A produção de vassouras recicláveis feitas com garrafas PET por reeducandos virou peça-chave para reforçar a limpeza urbana em Porto Velho. A ação, tocada em parceria entre a Prefeitura e a Secretaria de Estado de Justiça (Sejus), envolve cerca de 140 reeducandos atuando direta e indiretamente em serviços de zeladoria e obras na capital.
Como funciona a “linha de produção” dentro do presídio
Uma das frentes acontece dentro das unidades prisionais: reeducandos do regime fechado confeccionam vassouras a partir de garrafas PET. O material reciclável é coletado pela Seinfra, via Secretaria Executiva de Serviços Básicos (Sesb), e encaminhado para produção.
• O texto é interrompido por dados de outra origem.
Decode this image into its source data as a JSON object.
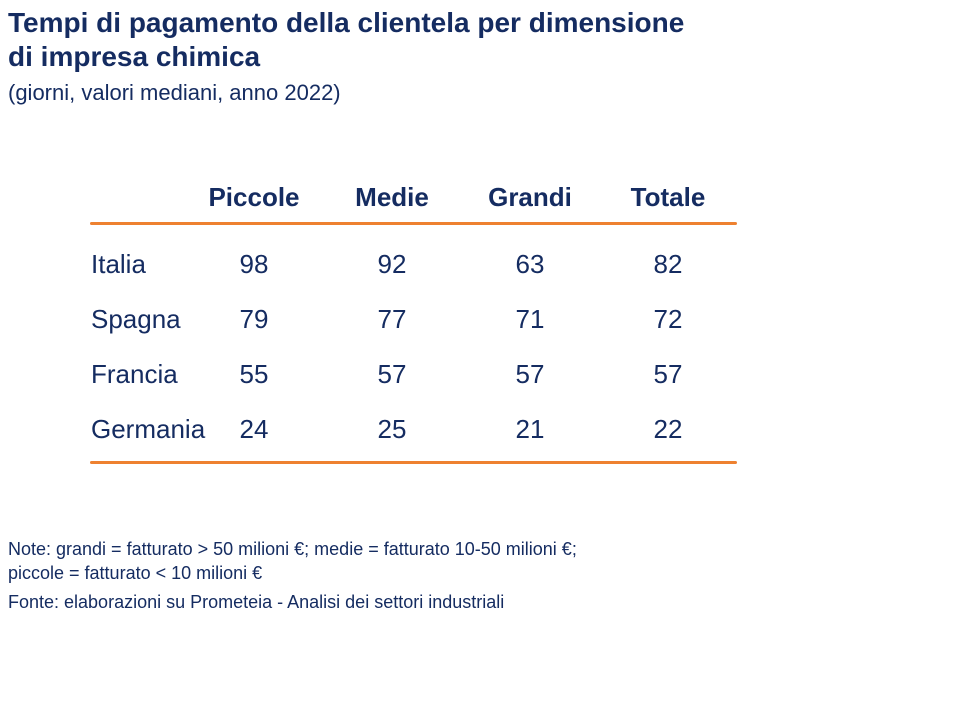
{
  "slide": {
    "title_line1": "Tempi di pagamento della clientela per dimensione",
    "title_line2": "di impresa chimica",
    "subtitle": "(giorni, valori mediani, anno 2022)"
  },
  "table": {
    "columns": [
      "Piccole",
      "Medie",
      "Grandi",
      "Totale"
    ],
    "rows": [
      {
        "label": "Italia",
        "values": [
          98,
          92,
          63,
          82
        ]
      },
      {
        "label": "Spagna",
        "values": [
          79,
          77,
          71,
          72
        ]
      },
      {
        "label": "Francia",
        "values": [
          55,
          57,
          57,
          57
        ]
      },
      {
        "label": "Germania",
        "values": [
          24,
          25,
          21,
          22
        ]
      }
    ]
  },
  "notes": {
    "note_line1": "Note: grandi = fatturato > 50 milioni €; medie = fatturato 10-50 milioni €;",
    "note_line2": "piccole = fatturato < 10 milioni €",
    "source": "Fonte: elaborazioni su Prometeia - Analisi dei settori industriali"
  },
  "colors": {
    "navy_text": "#152C61",
    "orange_rule": "#EE8130",
    "background": "#FFFFFF"
  },
  "chart_data": {
    "type": "table",
    "title": "Tempi di pagamento della clientela per dimensione di impresa chimica",
    "subtitle": "(giorni, valori mediani, anno 2022)",
    "columns": [
      "Piccole",
      "Medie",
      "Grandi",
      "Totale"
    ],
    "row_labels": [
      "Italia",
      "Spagna",
      "Francia",
      "Germania"
    ],
    "values": [
      [
        98,
        92,
        63,
        82
      ],
      [
        79,
        77,
        71,
        72
      ],
      [
        55,
        57,
        57,
        57
      ],
      [
        24,
        25,
        21,
        22
      ]
    ],
    "unit": "giorni",
    "notes": "Note: grandi = fatturato > 50 milioni €; medie = fatturato 10-50 milioni €; piccole = fatturato < 10 milioni €",
    "source": "Fonte: elaborazioni su Prometeia - Analisi dei settori industriali"
  }
}
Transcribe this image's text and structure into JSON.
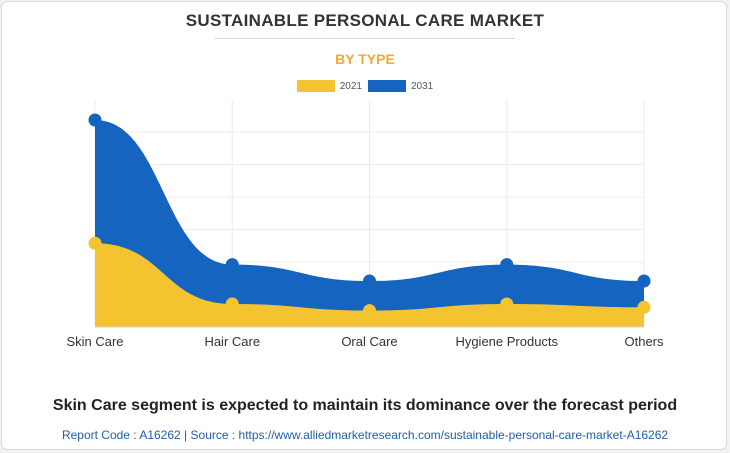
{
  "header": {
    "title": "SUSTAINABLE PERSONAL CARE MARKET",
    "subtitle": "BY TYPE"
  },
  "legend": [
    {
      "label": "2021",
      "color": "#f4c430"
    },
    {
      "label": "2031",
      "color": "#1565c0"
    }
  ],
  "chart_data": {
    "type": "area",
    "title": "SUSTAINABLE PERSONAL CARE MARKET",
    "subtitle": "BY TYPE",
    "categories": [
      "Skin Care",
      "Hair Care",
      "Oral Care",
      "Hygiene Products",
      "Others"
    ],
    "series": [
      {
        "name": "2021",
        "color": "#f4c430",
        "values": [
          2.55,
          0.7,
          0.5,
          0.7,
          0.6
        ]
      },
      {
        "name": "2031",
        "color": "#1565c0",
        "values": [
          6.3,
          1.9,
          1.4,
          1.9,
          1.4
        ]
      }
    ],
    "ylim": [
      0,
      6.3
    ],
    "y_axis_labels": false,
    "grid": true,
    "stacked": false,
    "legend_position": "top-center"
  },
  "footer": {
    "headline": "Skin Care segment is expected to maintain its dominance over the forecast period",
    "report_code_label": "Report Code : A16262",
    "separator": "|",
    "source_label": "Source : https://www.alliedmarketresearch.com/sustainable-personal-care-market-A16262"
  }
}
O cálculo é direto (e nada simbólico): cada vassoura usa 17 garrafas PET. Para dar conta da demanda da limpeza diária, o município estima consumo de aproximadamente 2 mil garrafas por mês só para esse fim. A Sesb diz que o produto teve boa aceitação pelo “combo” que prefeitura gosta: reaproveitamento de resíduo + durabilidade no batente.
Nas ruas, quem usa aprova
O gari Golberval Silvio Pullig, com quase 25 anos de profissão, relata que as vassouras feitas de PET “são firmes” e ajudam no serviço, destacando a reciclagem como forma de retirar garrafas do ambiente e reaproveitá-las na rotina da cidade.
Mão de obra também em obras e manutenção
Além das vassouras, reeducandos em regime semiaberto e aberto monitorado também entram nas equipes municipais, em funções como ajudante de pedreiro e pedreiro, apoiando frentes de obras e manutenção. O secretário executivo Giovanni Marini avalia que o reforço amplia a capacidade de atendimento e otimiza a execução dos trabalhos, dentro dos critérios previstos nos convênios.
Os convênios são acompanhados pelo Departamento de Serviços de Limpeza Pública. E há um detalhe nada pequeno: todos recebem remuneração equivalente a um salário mínimo. No caso do regime fechado, os valores são destinados às famílias, conforme as regras do programa.
No discurso do Executivo, a iniciativa é apresentada como pacote completo de “responsabilidade social + cuidado com a cidade + oportunidade de recomeço”, com a promessa de entregar resultados práticos no cotidiano da população.
No radar dos próximos meses, a tendência é a Prefeitura tentar ampliar a coleta de PET e o uso do material nas equipes, além de avaliar se o modelo ganha novas frentes (e mais unidades atendidas) conforme a demanda de zeladoria e obras seguir pressionando a rotina da capital.